To qualify for the new verification badge, VPN apps must complete a Mobile Application Security Assessment (MASA) Level 2 validation, which evaluates an app’s security. VPNs must also have at least 10,000 installs and 250 reviews, be published on Google Play for at least 90 days, submit information on how they collect user data, and opt in to independent security reviews. Google notes that while “other factors contribute to the evaluation,” completing these requirements “significantly increase[s]” a VPN app’s chance of getting a verified badge.
This builds on Google’s efforts to provide more transparency and security in the Play Store. The company rolled out privacy labels in 2022 and later introduced a badge showing whether an app received an independent security review.
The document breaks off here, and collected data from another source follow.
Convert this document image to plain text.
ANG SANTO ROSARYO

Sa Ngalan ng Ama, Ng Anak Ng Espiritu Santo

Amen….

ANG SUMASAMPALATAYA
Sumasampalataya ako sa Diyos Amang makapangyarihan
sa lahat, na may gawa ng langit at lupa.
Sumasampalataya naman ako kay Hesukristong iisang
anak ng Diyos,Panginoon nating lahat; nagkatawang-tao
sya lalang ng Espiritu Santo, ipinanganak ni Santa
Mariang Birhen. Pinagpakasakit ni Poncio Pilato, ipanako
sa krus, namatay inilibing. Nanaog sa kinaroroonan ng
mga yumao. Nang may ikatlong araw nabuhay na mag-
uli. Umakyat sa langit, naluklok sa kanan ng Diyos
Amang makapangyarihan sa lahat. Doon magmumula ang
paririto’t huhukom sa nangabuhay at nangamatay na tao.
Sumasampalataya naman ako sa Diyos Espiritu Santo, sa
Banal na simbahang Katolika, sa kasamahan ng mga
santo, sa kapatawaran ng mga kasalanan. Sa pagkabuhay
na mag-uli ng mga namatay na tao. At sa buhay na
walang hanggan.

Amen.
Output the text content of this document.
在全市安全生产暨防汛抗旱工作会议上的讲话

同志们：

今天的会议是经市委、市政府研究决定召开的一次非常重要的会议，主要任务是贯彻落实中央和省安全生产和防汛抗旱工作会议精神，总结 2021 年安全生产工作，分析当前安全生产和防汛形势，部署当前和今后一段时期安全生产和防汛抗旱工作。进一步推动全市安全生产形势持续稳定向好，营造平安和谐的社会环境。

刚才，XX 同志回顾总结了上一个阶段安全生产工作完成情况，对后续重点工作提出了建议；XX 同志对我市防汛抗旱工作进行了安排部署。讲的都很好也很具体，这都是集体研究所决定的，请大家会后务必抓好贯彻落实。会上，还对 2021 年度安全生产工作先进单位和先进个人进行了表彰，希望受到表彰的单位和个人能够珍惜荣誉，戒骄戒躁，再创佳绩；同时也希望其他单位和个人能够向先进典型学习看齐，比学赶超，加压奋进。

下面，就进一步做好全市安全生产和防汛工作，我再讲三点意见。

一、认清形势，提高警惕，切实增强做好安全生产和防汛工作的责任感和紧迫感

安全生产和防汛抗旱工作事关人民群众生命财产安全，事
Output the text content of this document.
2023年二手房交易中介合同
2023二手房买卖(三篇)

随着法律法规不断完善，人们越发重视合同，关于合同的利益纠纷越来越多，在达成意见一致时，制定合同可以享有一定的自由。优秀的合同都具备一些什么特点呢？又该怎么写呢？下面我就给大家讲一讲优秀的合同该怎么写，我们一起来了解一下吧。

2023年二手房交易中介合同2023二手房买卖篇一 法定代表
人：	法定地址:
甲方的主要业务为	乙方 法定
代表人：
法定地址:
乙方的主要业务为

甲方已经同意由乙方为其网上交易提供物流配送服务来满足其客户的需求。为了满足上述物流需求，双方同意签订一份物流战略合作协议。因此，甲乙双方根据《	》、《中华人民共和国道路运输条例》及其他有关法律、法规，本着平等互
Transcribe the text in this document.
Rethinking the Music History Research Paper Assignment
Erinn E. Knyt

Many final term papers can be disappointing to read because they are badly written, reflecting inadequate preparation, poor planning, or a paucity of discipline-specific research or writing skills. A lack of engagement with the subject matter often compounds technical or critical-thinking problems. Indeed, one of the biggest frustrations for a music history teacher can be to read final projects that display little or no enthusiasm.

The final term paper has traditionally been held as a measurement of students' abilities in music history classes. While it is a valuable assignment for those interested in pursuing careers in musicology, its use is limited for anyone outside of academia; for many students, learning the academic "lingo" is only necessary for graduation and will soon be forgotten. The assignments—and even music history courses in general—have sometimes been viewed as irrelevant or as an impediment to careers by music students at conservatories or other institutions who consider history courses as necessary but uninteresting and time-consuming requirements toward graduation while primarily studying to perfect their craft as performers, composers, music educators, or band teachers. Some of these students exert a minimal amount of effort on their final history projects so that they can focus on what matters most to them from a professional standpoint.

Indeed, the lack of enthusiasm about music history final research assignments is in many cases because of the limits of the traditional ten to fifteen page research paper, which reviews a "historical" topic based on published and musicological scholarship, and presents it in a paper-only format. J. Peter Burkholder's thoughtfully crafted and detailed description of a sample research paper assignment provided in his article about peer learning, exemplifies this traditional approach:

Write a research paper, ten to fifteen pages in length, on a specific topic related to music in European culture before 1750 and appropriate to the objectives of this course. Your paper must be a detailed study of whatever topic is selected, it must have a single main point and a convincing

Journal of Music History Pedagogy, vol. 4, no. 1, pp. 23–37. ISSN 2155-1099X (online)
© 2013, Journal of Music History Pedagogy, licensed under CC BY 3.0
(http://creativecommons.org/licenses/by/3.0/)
Clearly, Privacy Guides and Techlore standards are superior in my view. I think this way Google may be misleading people to inferior VPNs from a privacy POV.
This may worsen our advocacy for the ones we recommend.
How else do you formulate a process to evaluate a service/tool like a VPN? Sure, the checklist will need to be “fluid” to account for new chnages and developments and what have you but it’ll be a checklist nonetheless if you are maintaining thresholds for what you consider should be the way or not with a tool like this.
Right. Folks underestimate the power of defaults. If, by default, folks learn to not use VPNs that MASA won’t certify, that’s a win. MASA can then demand more things (given they’re good stewards) as its labels gain more weight. Think of it like the “green lock” Chrome shows for HTTPS websites and Google Search down-ranking non-secure webistes (either expired certs or plain text).
I expect Google to take more & more such decisions (to protect unsuspecting users from app developers at the cost of even looking ridiculous) as Android keeps up its world-dominating growth which in turn attracts some really nasty, greedy, opportunistic, malicious actors from all corners.
As for VPN apps: Some are an absolute racket (ex: run residential proxies, which are primarily used for click/ad-fraud & web scraping, though have “legitimate” uses in geo unblocking apps & content). The less folks use those wicked apps, the better. If it is MASA labels, so be it.
They are so many shady VPNs run by shady companies with unknown security. This can help lower the trust in those, although in my view any VPN that has been on play store for less than 60 day and don’t publish info on security and data pratices should auto be flagged as untrustworthy.
At the same time, this might be true. But tbf, this is already done by the media* which has gave up honest recommendations for VPNs for what gives the most affiliation money.
*Honorable mention to New York Times as an exception.
What Jonah means by that is that unlike PG and Techlore which have a little stricter criteria (in this case does both security and privacy for PG). Google just verifies wherever is more “reputable enough” for them.